The tears were rolling down Bessie's cheeks, but Stowell saw that she was still looking up at him with the same expression.
"Meantime," he continued, "and however that may be, the Court has no choice but to condemn you to the punishment prescribed by law. We who sit here must act according to our oath and our duty. Justice" (he was pointing with a trembling hand to the motto under his father's picture) "is the most sacred thing on earth, and even .... even if your fellow-sinner himself sat on this bench, his first duty would be to Justice, for Justice is above all."
Then lowering his head and speaking rapidly, in a muffled and indistinguishable whisper, Stowell pronounced the sentence of death. None of it seemed to be clearly heard until he reached the last words ("and may God have mercy on your soul"), and then there came a loud scream from the dock.
Bessie, who had been leaning forward and listening intently (the look of hope and expectation on her face darkening to dismay and terror), had dropped back, and would have fallen but for Fenella, who had leapt up and caught her.
"Remove the prisoner," said the Governor sharply, and at the next moment the constables were carrying the girl out of Court screaming and sobbing.
But before she had gone there was a movement in the benches of the advocates. Alick Gell had risen again, with wild eyes, and he was shouting after her:
"Never mind, Bessie! I would rather be you than your Judge."
There was consternation in Court. Everybody was on his feet to look after the prisoner, and at Gell, who was being hustled out after her. But hardly had the door closed behind them, when there was another cry in Court:
"The Deemster!"
Stowell had risen also. He had stood looking after the prisoner until her last cry had died away in the corridor. Then he had turned about, as if intending to leave the bench, taken a step forward, stumbled, and dropped to one knee.
The Governor rose and reached forward to help him. But he recovered himself immediately. His face was very pale, but he smiled, a pitiful smile, as if saying, "A little dizziness, nothing more," and waved off assistance.

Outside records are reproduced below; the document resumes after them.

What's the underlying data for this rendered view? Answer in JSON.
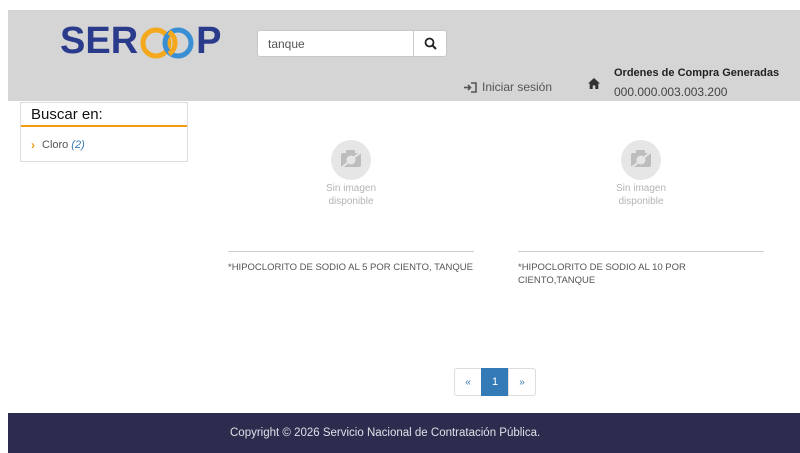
{
  "header": {
    "logo": {
      "prefix": "SER",
      "suffix": "P"
    },
    "search": {
      "value": "tanque",
      "icon": "search-icon"
    },
    "login_label": "Iniciar sesión",
    "orders_title": "Ordenes de Compra Generadas",
    "orders_number": "000.000.003.003.200"
  },
  "sidebar": {
    "title": "Buscar en:",
    "items": [
      {
        "label": "Cloro",
        "count": "(2)"
      }
    ]
  },
  "products": [
    {
      "image_text_1": "Sin imagen",
      "image_text_2": "disponible",
      "name": "*HIPOCLORITO DE SODIO AL 5 POR CIENTO, TANQUE"
    },
    {
      "image_text_1": "Sin imagen",
      "image_text_2": "disponible",
      "name": "*HIPOCLORITO DE SODIO AL 10 POR CIENTO,TANQUE"
    }
  ],
  "pagination": {
    "prev": "«",
    "current": "1",
    "next": "»"
  },
  "footer": {
    "copyright": "Copyright © 2026 Servicio Nacional de Contratación Pública."
  },
  "colors": {
    "brand_blue": "#2b3b8c",
    "accent_orange": "#f39c12",
    "footer_bg": "#2c2c4f",
    "link_blue": "#337ab7"
  }
}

Bracing himself up, he stood aside for the Governor to go before him, and then walked out of Court with a firm step. The ring of his tread was plainly heard as he passed through the green baize door that led to the Deemster's room.
The spectators looked into each other's faces as if bewildered by what they had seen and heard. Although the business of the day was not yet over most of them trooped out, feeling that they had been witnessing a drama whereof only a part had been revealed to them—as by dark shadows on a white blind.